La Alfombra Roja

lunes, 3 de noviembre de 2014

Crítica: "Oculus. El espejo del mal"

"Oculus: El espejo del mal" está escrita por Jeff Howard y dirigida por Mike Flanagan. Antes de estrenarse en el Festival de Sitges de este año, tuvo su premiere en el Festival Internacional de Cine de  Toronto en Septiembre de 2013, donde fue nominada al Premio del Público (Locura de Medianoche).


Flanagan nos presenta una película con un montaje instrumentado mediante flashbacks. Entre ellos hay una diferencia de 11 años. El “antes” nos trae a Alan Russel (Rory Cochrane), programador informático con un trabajo en alza, que se muda a una nueva casa junto a su esposa Marie (Katee Sackhoff) y su dos hijos pequeños, Tim (Garrett Ryan) y Kaylie (Annalise Basso).

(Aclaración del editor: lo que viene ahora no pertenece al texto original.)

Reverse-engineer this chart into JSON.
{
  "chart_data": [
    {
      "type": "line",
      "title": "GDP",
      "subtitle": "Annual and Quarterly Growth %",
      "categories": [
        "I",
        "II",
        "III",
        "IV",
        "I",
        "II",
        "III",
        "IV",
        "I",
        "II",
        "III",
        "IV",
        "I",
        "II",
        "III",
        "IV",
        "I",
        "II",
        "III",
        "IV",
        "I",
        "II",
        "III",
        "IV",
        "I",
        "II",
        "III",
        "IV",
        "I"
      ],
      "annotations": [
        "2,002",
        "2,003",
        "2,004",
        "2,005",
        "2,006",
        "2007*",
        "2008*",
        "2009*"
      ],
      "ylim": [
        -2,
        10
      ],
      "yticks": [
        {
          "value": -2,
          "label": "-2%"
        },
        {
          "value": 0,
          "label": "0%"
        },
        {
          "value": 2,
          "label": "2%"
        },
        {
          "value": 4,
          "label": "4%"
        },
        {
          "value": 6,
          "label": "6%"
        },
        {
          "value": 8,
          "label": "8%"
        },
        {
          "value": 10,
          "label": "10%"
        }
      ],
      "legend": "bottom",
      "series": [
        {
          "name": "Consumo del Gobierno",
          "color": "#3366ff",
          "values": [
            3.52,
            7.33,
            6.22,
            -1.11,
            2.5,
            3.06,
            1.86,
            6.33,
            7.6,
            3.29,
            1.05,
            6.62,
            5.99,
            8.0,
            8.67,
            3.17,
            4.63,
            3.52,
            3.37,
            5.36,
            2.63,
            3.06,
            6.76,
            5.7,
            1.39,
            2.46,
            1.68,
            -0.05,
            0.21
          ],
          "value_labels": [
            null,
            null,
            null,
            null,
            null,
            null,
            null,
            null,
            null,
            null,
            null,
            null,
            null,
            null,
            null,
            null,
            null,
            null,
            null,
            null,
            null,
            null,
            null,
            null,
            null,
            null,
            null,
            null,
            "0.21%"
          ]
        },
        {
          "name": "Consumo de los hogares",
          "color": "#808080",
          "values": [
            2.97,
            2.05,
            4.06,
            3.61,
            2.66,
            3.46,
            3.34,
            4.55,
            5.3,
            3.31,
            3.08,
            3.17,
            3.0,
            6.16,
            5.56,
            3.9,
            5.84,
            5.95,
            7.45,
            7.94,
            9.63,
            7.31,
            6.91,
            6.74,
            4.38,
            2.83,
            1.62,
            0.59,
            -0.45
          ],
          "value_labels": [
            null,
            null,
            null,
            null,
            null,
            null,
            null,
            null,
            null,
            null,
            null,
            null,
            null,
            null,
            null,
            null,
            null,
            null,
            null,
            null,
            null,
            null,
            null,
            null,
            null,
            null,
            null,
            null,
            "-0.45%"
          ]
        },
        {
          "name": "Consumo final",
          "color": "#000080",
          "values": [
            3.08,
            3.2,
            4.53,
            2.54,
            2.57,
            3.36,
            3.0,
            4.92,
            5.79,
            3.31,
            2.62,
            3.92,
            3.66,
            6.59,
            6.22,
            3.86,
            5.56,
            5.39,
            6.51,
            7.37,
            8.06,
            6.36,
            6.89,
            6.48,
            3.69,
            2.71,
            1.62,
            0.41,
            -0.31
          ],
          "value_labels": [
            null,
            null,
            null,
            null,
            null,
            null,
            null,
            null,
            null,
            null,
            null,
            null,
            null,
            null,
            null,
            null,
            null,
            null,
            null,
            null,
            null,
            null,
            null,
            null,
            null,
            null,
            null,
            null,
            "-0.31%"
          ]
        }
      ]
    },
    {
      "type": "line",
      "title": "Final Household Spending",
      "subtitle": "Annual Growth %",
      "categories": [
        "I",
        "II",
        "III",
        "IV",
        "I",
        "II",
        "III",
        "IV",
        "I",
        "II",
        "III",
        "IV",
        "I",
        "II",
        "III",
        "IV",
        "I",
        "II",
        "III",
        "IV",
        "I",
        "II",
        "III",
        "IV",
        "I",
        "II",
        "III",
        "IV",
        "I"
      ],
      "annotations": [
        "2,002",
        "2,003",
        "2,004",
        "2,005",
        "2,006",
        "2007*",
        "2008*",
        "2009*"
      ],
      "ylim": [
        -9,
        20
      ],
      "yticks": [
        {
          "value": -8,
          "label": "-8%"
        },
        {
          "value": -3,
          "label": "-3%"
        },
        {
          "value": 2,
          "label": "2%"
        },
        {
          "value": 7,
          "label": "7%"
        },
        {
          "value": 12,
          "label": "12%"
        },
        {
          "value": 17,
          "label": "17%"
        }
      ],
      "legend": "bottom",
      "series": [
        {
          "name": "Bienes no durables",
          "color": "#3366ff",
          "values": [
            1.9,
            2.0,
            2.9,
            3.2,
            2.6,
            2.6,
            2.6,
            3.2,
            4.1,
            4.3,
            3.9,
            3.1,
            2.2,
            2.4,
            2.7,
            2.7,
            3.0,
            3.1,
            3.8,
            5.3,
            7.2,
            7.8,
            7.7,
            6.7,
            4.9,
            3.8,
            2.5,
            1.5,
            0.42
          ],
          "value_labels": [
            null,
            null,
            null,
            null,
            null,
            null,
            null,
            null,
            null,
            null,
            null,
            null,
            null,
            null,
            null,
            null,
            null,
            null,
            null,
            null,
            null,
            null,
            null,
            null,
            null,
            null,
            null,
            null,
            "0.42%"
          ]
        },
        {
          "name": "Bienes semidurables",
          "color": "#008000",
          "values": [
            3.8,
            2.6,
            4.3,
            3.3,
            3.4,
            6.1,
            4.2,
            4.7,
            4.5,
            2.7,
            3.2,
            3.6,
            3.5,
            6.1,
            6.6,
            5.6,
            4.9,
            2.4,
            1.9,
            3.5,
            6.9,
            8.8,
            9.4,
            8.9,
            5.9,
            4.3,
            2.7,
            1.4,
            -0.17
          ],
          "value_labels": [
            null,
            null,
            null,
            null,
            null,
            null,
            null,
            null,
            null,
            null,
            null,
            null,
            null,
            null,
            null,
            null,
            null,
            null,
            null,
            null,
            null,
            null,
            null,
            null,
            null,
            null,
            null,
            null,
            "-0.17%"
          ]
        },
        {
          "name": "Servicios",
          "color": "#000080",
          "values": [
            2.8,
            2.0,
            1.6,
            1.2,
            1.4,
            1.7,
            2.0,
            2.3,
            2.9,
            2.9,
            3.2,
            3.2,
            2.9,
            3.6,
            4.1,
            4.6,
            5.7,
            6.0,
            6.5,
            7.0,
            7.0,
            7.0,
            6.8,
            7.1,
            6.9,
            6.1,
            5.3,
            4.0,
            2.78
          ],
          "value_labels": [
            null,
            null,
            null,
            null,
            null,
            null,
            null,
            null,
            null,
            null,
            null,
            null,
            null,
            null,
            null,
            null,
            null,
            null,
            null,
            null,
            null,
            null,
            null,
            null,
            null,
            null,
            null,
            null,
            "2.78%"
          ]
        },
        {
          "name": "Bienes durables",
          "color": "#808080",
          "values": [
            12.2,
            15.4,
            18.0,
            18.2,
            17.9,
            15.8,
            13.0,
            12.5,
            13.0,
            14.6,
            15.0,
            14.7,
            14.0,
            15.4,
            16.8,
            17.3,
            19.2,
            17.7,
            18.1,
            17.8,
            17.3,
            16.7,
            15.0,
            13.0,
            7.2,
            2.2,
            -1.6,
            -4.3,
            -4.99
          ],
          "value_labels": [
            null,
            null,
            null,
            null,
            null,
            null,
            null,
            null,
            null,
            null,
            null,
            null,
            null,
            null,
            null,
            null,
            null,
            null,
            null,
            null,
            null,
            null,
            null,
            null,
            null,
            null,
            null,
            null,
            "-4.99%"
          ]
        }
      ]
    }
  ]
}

Su intención es trabajar desde su nuevo despacho en la planta de abajo de la nueva casa.

Para decorar su nuevo despacho, Alan, compra un antiguo espejo que está maldito y que poco a poco le irá degenerando la mente hasta llegar al extremo de volverlo loco mediante alucinaciones. Éstas  le llevarán a intentar matar a su propia familia hasta que Tim, el hijo pequeño, le dispara y acaba con su vida.
En el “Presente”, once años después Tim (Brenton Thwaites), ha pasado todo este tiempo encerrado en un Centro Psiquiátrico, donde se han encargado de inculcarle que lo ocurrido no fue nada más que invenciones de su mente y no por ese espejo. Paralelamente, Kaylie (Karen Gillian), su hermana, está decidida a demostrarle que sí fue ese espejo maldito el que lo provocó todo. Para eso ella ha conseguido recuperar ese espejo y lo ha vuelto a llevar a su antigua casa para poder demostrárselo…

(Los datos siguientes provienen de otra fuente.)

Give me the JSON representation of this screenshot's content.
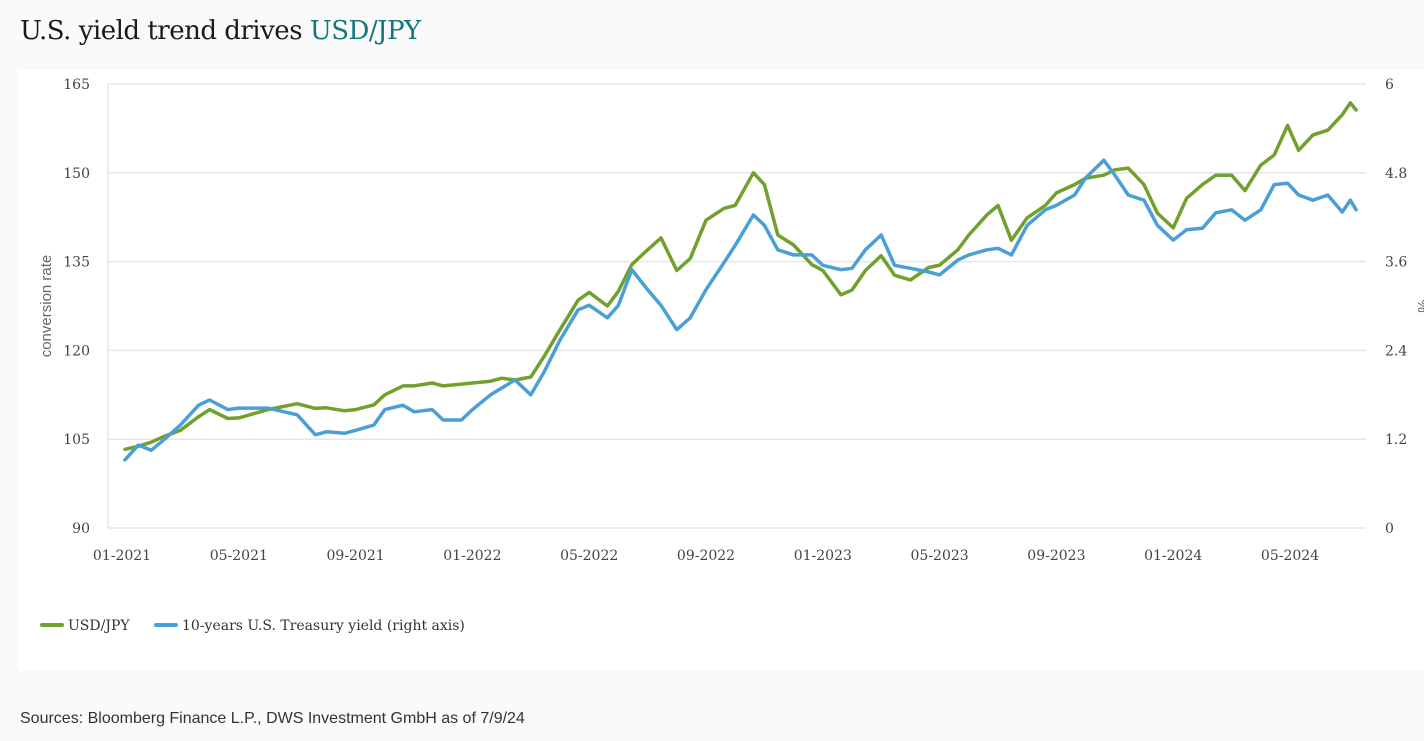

A pesar de poder parecer otra película de objetos malditos, los continuos flashbacks que se sucederán a partir de ese momento harán las delicias del público creando un clima angustioso. Nos llevará al límite, aprovechando esa atmósfera creada dentro de la angustiosa casa para revelar verdaderos momentos de tensión, con una conclusión final que no dejará indiferente a nadie.